Asia for years has been seen as the primary market for U.S.- sourced liquefied natural gas (LNG), and that’s still true today as the first round of U.S. export facilities inch toward completion and operation. But an ongoing upheaval in the international LNG market—and the “destination flexibility” built into most U.S. LNG sales and purchase agreements--suggest that Europe may receive significant volumes of U.S. LNG as well. It’s also possible that U.S. exporters may become “swing suppliers” like LNG trading giant Qatargas, ready to direct LNG-laden vessels across either the Atlantic or the Pacific, depending on where the price is higher. Today, we continue our look at the fast-changing LNG market and what it means to U.S. natural gas producers and LNG exporters.

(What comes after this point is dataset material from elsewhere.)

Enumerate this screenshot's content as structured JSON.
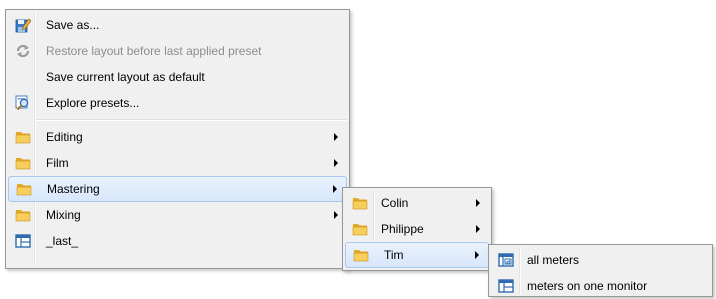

Asian LNG buyers, led by Japan and South Korea, accounted for 75% of all LNG imports in 2014--180 million metric tons per annum (MTPA), or the natural gas equivalent of 23 Bcf/d— and it’s expected that most of the growth in LNG demand over the next few years will come from China, India and other growing Asian economies. It’s natural, therefore, that when U.S. (and Canadian) gas producers and prospective LNG exporters think about overseas markets, they think about Asia. But the international LNG market (and the energy market in general) has been going through some major changes the past few years, and the old assumptions about how the LNG export business will play out may need some tinkering.

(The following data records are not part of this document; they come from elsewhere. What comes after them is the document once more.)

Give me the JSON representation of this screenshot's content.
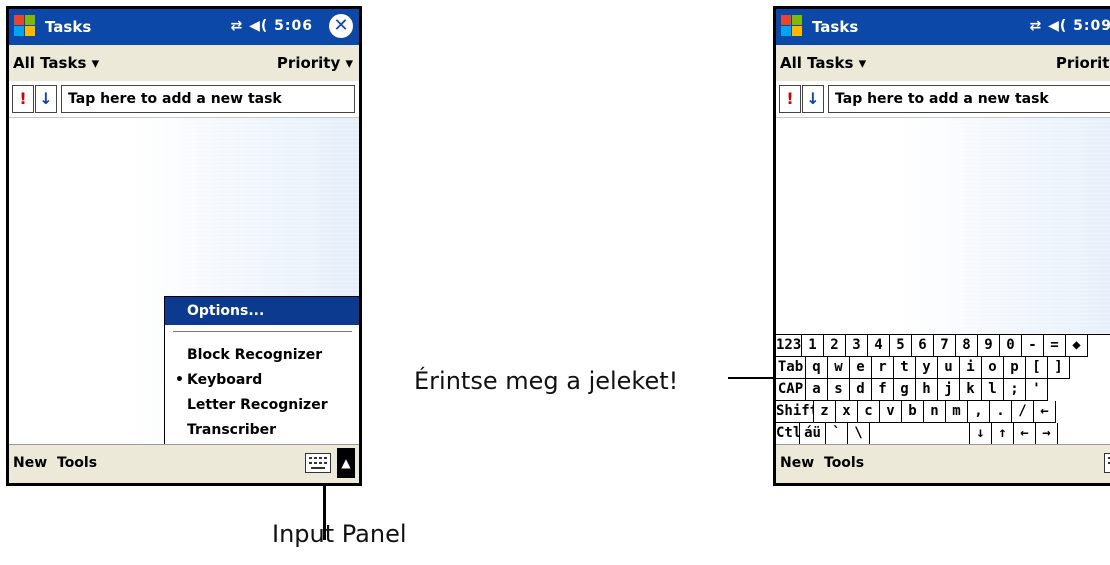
{
  "screens": [
    {
      "title": "Tasks",
      "time": "5:06",
      "status_icons": "⇄ ◀(",
      "filter": "All Tasks ▾",
      "sort": "Priority ▾",
      "priority_btn": "!",
      "sort_btn": "↓",
      "new_task_placeholder": "Tap here to add a new task",
      "menu_new": "New",
      "menu_tools": "Tools",
      "input_menu": {
        "options": "Options...",
        "items": [
          "Block Recognizer",
          "Keyboard",
          "Letter Recognizer",
          "Transcriber"
        ],
        "selected_bullet": "•"
      }
    },
    {
      "title": "Tasks",
      "time": "5:09",
      "status_icons": "⇄ ◀(",
      "filter": "All Tasks ▾",
      "sort": "Priority ▾",
      "priority_btn": "!",
      "sort_btn": "↓",
      "new_task_placeholder": "Tap here to add a new task",
      "menu_new": "New",
      "menu_tools": "Tools",
      "keyboard": {
        "rows": [
          [
            "123",
            "1",
            "2",
            "3",
            "4",
            "5",
            "6",
            "7",
            "8",
            "9",
            "0",
            "-",
            "=",
            "◆"
          ],
          [
            "Tab",
            "q",
            "w",
            "e",
            "r",
            "t",
            "y",
            "u",
            "i",
            "o",
            "p",
            "[",
            "]"
          ],
          [
            "CAP",
            "a",
            "s",
            "d",
            "f",
            "g",
            "h",
            "j",
            "k",
            "l",
            ";",
            "'"
          ],
          [
            "Shift",
            "z",
            "x",
            "c",
            "v",
            "b",
            "n",
            "m",
            ",",
            ".",
            "/",
            "←"
          ],
          [
            "Ctl",
            "áü",
            "`",
            "\\",
            " ",
            "↓",
            "↑",
            "←",
            "→"
          ]
        ]
      }
    }
  ],
  "callouts": {
    "input_panel": "Input Panel",
    "keys": "Érintse meg a jeleket!"
  },
  "colors": {
    "title_bar": "#0b48a8",
    "menu_highlight": "#0b3a8f",
    "bar_bg": "#ece9d8",
    "priority_red": "#d40000"
  }
}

We started our series in Episode 1 with a look at the LNG market’s evolution over the last half-century, and at the continued dominance of long-term supply deals (at least in Asia, but elsewhere too). In Episode 2 we discussed the major catalysts shaking up the LNG trade (more LNG capacity coming online; LNG export deals with fixed liquefaction tolls and gas costs linked to Henry Hub; the oil-price decline and its effect on oil-indexed LNG prices; the roll-off of long-term LNG supply deals; the increasing share of LNG capacity available to the spot market; and the recent slump in Asian LNG demand-and prices that have occasionally made Europe a more attractive market for spot LNG sales). Then we looked at existing and future demand in key Asian markets, starting with emerging LNG importing giants China and India (Episode 3) and then continuing with current leaders Japan and Korea (Episode 4) and with the rest of the Asian pack (Thailand, Singapore, the Philippines, Vietnam etc.; Episode 5), all of which plan to ramp up their LNG imports. In Episode 6, we discussed the various ways major Asian consumers of LNG are trying to bring down their energy costs (forming LNG-procurement alliances, reaching deals to pipe in gas from Russia and elsewhere, talking up plans for more nuclear generation). We also mentioned Singapore’s long-shot effort to establish an LNG trading hub—an attempt to make the Asian LNG market more like its European counterpart.